Exercising Is The Best Stress Buster!

stress buster workout ideas
It’s well-known that exercising is phenomenal for our physical and mental health. But why this is the case often remains lesser discussed. Not only does exercising increase physical proficiency and has the power to alter your physique and appearance, but it also enhances cognitive function and brain health. Exercising can have favourable effects on your body, particularly your digestive, immunological, and cardiovascular systems — the effects of which compound over time to result in excellent overall health. How does this happen?

Well, there’s a little science behind how our body functions.

When we exercise, our brain receives more blood due to improved circulation, which further helps it meet the high metabolic requirement of our bodies. This improved blood flow also carries all the nutrients our brain needs to function.

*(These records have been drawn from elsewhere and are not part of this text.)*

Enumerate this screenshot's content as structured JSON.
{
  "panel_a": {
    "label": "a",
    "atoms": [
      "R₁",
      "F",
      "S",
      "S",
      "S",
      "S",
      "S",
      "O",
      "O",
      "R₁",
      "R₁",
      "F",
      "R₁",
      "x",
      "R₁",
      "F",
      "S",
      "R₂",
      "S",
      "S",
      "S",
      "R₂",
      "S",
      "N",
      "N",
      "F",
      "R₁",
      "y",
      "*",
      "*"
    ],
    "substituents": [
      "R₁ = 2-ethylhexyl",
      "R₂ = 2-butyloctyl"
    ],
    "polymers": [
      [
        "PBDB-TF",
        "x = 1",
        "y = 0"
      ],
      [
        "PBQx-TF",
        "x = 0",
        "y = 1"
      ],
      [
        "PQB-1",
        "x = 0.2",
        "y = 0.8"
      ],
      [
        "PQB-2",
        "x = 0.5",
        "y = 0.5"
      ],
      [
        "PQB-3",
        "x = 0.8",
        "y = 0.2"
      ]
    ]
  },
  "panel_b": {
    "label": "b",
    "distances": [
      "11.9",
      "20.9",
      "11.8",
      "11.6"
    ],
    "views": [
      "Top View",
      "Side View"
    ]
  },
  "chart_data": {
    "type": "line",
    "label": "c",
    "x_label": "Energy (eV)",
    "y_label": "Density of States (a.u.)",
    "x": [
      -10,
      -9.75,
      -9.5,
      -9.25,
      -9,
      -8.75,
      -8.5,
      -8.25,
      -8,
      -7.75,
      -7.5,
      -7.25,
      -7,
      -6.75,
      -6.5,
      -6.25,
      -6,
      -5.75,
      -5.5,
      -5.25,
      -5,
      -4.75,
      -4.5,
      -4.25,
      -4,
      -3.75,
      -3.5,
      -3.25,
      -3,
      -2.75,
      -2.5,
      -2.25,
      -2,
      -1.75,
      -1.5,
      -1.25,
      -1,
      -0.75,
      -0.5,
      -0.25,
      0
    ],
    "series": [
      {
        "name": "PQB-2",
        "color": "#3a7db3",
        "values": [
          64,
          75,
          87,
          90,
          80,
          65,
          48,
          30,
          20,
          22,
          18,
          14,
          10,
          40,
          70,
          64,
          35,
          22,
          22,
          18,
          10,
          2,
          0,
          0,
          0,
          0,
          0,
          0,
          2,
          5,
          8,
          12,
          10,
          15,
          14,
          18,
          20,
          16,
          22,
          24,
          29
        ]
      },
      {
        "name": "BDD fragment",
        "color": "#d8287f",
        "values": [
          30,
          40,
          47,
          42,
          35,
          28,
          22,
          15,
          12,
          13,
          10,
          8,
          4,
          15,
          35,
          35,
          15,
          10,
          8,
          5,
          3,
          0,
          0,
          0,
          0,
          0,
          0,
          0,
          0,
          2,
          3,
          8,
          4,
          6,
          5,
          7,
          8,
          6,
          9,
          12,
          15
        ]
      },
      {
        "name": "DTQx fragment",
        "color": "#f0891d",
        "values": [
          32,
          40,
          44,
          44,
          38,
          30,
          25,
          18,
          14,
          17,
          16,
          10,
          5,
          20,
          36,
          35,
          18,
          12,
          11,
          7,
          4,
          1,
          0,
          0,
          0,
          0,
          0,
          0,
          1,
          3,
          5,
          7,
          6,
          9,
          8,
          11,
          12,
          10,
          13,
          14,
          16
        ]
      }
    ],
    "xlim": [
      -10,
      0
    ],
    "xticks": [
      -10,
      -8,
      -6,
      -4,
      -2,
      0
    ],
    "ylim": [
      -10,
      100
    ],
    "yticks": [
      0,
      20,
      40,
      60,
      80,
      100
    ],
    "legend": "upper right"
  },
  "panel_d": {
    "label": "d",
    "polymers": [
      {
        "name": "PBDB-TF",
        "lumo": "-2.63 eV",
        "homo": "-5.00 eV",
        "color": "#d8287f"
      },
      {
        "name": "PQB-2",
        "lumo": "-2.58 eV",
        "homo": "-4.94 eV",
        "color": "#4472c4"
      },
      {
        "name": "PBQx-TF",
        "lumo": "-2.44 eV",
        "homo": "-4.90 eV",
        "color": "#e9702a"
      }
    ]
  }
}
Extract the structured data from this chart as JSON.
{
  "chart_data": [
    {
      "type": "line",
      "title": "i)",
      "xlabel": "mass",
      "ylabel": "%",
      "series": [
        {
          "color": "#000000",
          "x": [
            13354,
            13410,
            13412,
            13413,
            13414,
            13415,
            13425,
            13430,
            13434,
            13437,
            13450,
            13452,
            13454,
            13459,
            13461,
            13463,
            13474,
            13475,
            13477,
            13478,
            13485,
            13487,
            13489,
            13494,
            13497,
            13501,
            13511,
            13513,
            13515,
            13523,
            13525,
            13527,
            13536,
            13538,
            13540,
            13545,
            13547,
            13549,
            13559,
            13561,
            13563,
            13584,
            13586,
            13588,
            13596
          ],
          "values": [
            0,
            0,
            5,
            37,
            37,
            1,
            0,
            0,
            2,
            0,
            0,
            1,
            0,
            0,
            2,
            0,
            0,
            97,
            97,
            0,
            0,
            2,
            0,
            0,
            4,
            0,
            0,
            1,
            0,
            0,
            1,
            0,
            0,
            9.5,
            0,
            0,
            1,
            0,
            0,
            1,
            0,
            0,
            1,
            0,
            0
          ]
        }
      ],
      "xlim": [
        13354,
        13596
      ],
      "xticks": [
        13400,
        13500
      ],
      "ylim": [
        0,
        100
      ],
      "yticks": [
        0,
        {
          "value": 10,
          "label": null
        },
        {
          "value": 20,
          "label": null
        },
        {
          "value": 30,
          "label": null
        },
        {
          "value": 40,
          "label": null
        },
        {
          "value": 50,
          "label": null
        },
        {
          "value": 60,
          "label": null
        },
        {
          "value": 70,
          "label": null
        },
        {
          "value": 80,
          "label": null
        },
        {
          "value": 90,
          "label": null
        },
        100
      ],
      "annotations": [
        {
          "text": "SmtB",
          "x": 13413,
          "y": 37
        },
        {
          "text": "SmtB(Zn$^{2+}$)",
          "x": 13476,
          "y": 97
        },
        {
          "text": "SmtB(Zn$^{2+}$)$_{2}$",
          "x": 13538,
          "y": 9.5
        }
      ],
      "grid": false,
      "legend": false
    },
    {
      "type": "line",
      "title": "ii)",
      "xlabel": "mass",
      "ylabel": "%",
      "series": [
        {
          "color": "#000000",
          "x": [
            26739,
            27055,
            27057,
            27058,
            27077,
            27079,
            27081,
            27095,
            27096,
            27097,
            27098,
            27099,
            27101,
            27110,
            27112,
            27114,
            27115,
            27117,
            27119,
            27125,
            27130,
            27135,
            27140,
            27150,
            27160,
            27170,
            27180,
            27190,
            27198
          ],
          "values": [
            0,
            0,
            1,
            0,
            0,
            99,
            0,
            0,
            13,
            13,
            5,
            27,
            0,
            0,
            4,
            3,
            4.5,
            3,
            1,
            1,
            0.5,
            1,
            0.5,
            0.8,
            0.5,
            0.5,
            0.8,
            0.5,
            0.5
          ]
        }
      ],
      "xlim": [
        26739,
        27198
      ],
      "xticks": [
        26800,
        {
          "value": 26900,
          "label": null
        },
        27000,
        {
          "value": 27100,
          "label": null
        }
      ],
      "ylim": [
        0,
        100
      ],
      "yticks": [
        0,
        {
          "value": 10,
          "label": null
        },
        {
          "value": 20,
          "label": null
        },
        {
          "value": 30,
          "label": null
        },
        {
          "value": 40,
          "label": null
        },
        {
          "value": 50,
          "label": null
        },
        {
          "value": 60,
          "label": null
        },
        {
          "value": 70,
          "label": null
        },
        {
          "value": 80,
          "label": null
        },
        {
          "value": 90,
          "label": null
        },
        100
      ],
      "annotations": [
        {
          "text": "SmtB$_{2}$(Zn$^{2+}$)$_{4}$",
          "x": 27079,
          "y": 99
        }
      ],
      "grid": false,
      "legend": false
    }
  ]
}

Exercising also helps your body cope with stress by simulating its effects, such as the flight-or-fight reaction, and allowing your body's systems to become more accustomed to working together under pressure. It’s also great for your mental health — a good workout assists your body in warding off the negative impacts of stress. Regular exercise can also help lessen the symptoms of mild depression and anxiety and boosts confidence, mood, and relaxation. These all-encompassing health advantages of exercise can lower the tension level and give you a sense of control over your body and life.

The hormones secreted during exercise and the biochemical processes they regulate. 


Insulin, a peptide hormone the pancreas generates, controls how carbohydrates and fats are metabolized. Insulin is released to encourage the storage and uptake of glucose and glycogen when blood sugar levels are raised. By encouraging glucose's absorption into skeletal muscles or fatty tissues from the bloodstream, insulin aids in lowering blood glucose levels! It's critical to understand that insulin can prevent fat from being used to fuel muscle activity and instead cause it to be deposited in adipose tissue. To prevent insulin levels from rising and glycogen storage rather than allowing them to be used to support physical activity, you must avoid foods with high sugar levels (particularly sports drinks) before exercise. When exercise begins, the sympathetic nervous system slows the release of insulin.


The adrenal gland produces the steroid hormone cortisol in reaction to stress, low blood sugar, and physical activity. It facilitates the digestion of protein and triglycerides to produce the glucose required to sustain prolonged activity, which enhances energy metabolism. Cortisol is secreted when the body endures excessive physical stress or is not fully recovered from an earlier exertion!


The benefits of testosterone and exercise are actively being studied. However, we are aware that exercise temporarily raises testosterone levels, at first. Four key elements influence the effects of testosterone on the body.


High testosterone levels and reduced body fat percentages are directly correlated. According to research, testosterone directly prevents the growth of fat cells.


As people get older, their testosterone levels drop. Elderly individuals who exercise for a brief period have higher testosterone levels. According to studies, low testosterone levels have also been associated with a higher incidence of dementia.

Physical fitness

If your fitness level is poor, you are more likely to experience a boost in testosterone in response to exercise. The testosterone reaction will lessen as your body adapts to the demand of exercising muscles.


The greatest testosterone response occurs in the evening when the levels are lowest because morning testosterone levels are at their highest. As a result, your workout will benefit the most from being done at the end of the day!


These hormones are referred to as "feel-good" hormones, and they often spike when we’re engaging in activities like eating, exercising, and having sex. There are around 20 different kinds of endorphins, and they all assist in regulating how the body reacts to both physical and mental stress.

Can a workout really make us happier?

We’ve all heard of a runner’s high — or people claiming that they need to work out to release those happy hormones. And there is a lot of truth to that matter! Any cardiovascular activity can contribute to this feeling. Physical activity may help increase the generation of the brain's feel-good neurotransmitters. Interestingly, though, we often colloquially refer to dopamine and serotonin as the “happy hormones” that regulate our feelings. But the funny part is that both aren’t hormones! They are, in fact, neurotransmitters or chemical messengers in the brain that controls several bodily functions. Dopamine is connected to motivation, reward, and pleasure sensations. Exercise releases numerous hormones (as well as other substances) into the body. You may experience a general improvement in your physical and mental well-being as a result, mainly because it might aid in reducing stress chemicals like cortisol and adrenaline. But don't go overboard. Your body also requires relaxation and balance.